No caso de José Renan da Cunha Melo, são  necessários os parágrafos precedentes para que melhor se  entenda sua surpreendente sucessão de graduações: em medicina (1968), veterinárioa (1983) e direito (2003), além de mestrado em fisiologia-farmacologia (1975) e doutorado em cirurgia (1985) (todos esses diplomas pela UFMG) e ainda pós-doutorado  pelo National Heart Lung and Blood Institute, Bethesda, EUA (1985-8). Como bacharel em direito, é estudioso dos marcos legais da clonagem humana e da biotecnologia.  Sendo cirurgião geral, hoje integra a equipe cirúrgica do Instituto de Gastroenterologia da UFMG, entidade  surgida exatamente do citado esforço de iniciação científica.  

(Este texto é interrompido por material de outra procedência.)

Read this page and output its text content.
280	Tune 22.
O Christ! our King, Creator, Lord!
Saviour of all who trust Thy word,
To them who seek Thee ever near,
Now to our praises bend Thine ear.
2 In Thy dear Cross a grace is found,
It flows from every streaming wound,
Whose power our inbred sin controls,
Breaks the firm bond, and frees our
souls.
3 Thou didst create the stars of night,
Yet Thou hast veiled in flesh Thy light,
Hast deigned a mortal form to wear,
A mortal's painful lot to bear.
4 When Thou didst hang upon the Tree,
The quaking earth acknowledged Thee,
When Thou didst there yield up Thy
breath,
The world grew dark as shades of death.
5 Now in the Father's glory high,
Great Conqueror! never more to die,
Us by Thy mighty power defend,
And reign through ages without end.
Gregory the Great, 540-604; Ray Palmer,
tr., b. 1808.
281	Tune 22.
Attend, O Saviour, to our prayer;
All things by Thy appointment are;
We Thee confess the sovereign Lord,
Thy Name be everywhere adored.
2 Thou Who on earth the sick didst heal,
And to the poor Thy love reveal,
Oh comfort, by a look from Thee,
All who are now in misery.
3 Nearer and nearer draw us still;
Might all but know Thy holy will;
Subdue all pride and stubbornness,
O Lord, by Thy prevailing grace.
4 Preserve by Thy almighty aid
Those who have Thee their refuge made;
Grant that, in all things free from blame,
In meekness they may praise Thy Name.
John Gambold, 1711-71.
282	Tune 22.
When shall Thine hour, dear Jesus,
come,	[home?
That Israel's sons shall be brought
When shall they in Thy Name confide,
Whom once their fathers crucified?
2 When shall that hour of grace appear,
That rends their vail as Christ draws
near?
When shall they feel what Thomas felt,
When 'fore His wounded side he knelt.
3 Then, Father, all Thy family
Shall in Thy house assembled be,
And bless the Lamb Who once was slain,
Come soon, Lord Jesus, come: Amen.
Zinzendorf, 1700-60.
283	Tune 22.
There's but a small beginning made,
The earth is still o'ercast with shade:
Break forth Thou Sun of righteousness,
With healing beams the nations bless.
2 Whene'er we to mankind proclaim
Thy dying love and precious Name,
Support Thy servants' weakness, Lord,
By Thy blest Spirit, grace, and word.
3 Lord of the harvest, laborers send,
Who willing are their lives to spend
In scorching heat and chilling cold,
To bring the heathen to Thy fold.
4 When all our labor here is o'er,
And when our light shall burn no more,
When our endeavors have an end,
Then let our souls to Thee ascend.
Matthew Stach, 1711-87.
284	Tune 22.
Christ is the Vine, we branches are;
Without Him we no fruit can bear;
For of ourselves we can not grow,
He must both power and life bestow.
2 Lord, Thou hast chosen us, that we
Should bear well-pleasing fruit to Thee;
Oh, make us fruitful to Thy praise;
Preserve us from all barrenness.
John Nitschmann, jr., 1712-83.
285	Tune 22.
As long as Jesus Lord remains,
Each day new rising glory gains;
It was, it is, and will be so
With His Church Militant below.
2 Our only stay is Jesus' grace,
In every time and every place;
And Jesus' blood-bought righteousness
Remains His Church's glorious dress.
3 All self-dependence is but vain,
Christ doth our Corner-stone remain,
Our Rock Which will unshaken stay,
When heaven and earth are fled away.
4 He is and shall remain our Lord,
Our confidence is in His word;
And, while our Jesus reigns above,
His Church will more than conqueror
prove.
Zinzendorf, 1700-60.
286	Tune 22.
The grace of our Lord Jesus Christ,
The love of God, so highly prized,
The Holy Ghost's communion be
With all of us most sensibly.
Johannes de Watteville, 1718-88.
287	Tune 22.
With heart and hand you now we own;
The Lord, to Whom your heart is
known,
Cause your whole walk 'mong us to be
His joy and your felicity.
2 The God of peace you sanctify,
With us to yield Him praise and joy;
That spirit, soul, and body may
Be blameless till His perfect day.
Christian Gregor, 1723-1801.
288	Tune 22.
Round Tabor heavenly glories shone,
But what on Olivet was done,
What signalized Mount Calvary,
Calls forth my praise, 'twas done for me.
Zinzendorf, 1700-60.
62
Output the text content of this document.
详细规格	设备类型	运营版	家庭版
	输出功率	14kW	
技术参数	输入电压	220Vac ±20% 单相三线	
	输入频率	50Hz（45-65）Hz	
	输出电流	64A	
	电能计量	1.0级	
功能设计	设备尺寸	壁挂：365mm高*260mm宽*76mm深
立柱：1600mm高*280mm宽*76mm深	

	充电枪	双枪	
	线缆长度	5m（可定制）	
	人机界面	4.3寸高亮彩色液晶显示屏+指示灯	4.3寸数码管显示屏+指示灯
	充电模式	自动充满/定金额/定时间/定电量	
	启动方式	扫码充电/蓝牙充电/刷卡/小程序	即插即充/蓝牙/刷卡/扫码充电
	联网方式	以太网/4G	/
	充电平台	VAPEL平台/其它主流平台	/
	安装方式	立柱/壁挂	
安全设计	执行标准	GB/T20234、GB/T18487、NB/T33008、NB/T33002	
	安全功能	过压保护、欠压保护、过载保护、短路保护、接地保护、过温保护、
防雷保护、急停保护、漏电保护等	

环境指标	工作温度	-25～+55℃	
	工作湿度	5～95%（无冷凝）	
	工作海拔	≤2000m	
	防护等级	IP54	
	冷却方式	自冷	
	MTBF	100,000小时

Todos o professores da velha guarda se entusiasmaram com seus talentos e procuraram retê-lo em seus laboratórios: Wilson Beraldo, Luigi Bogliolo e João Resende Alves. Ele, por sua vez, respondeu tamanho aplauso, fazendo seu mestrado e seu doutorado com pesquisa experimental da tradição desta Universidade, ou seja, com a toxina de nosso escorpião amarelo, descrito por sinal por um iniciando da pesquisa, de perfil análogo ao seu, o ex-estudante de engenharia Osvaldo de Melo Campos - depois grande luminar da clínica. Pesquisaram o mesmo animal Campos, Otavio de Magalhães, Amílcar Viana Martins e Lineu Freire Maia. Também me honra que seu doutorado, além da toxina escorpiônica, tenha tido por tema possíveis manifestações digestivas da forma experimental da doença de Chagas, tal como minha tese de mestrado, oito anos antes.
Quando estive na Universidade de Londres em 1976, Richard Erlam, tratadista de cirurgia e fisiologia  do esôfago, teceu entusiásticos elogios a José Renan e se mostrou muito grato a este por ter-lhe chamado a atenção para a doença de Chagas. Ressaltou que mesmo na ciência britânica era raro um pesquisador da polivalência desse brasileiro. Quis conhecer nossa universidade e aqui se emocionou quando lhe mostramos a cine-radiografia do esôfago da célebre paciente Berenice. Os cirurgiões Richard Erlam e John Major, num churrasco no sítio do primeiro nos arredores londrinos, quiseram saber de Luiz de Paula Castro se o sistema educacional brasileiro era capaz de produzir  muitos Josés Renans. Luiz respondeu que raramente surge um, apesar do sistema educacional.  Meu comentário foi observar que o mérito não cabia ao sistema, mas aos pais do Renan, que ao lhe darem o nome Renan, estavam profetizando seu inquieto e fulgurante brilho.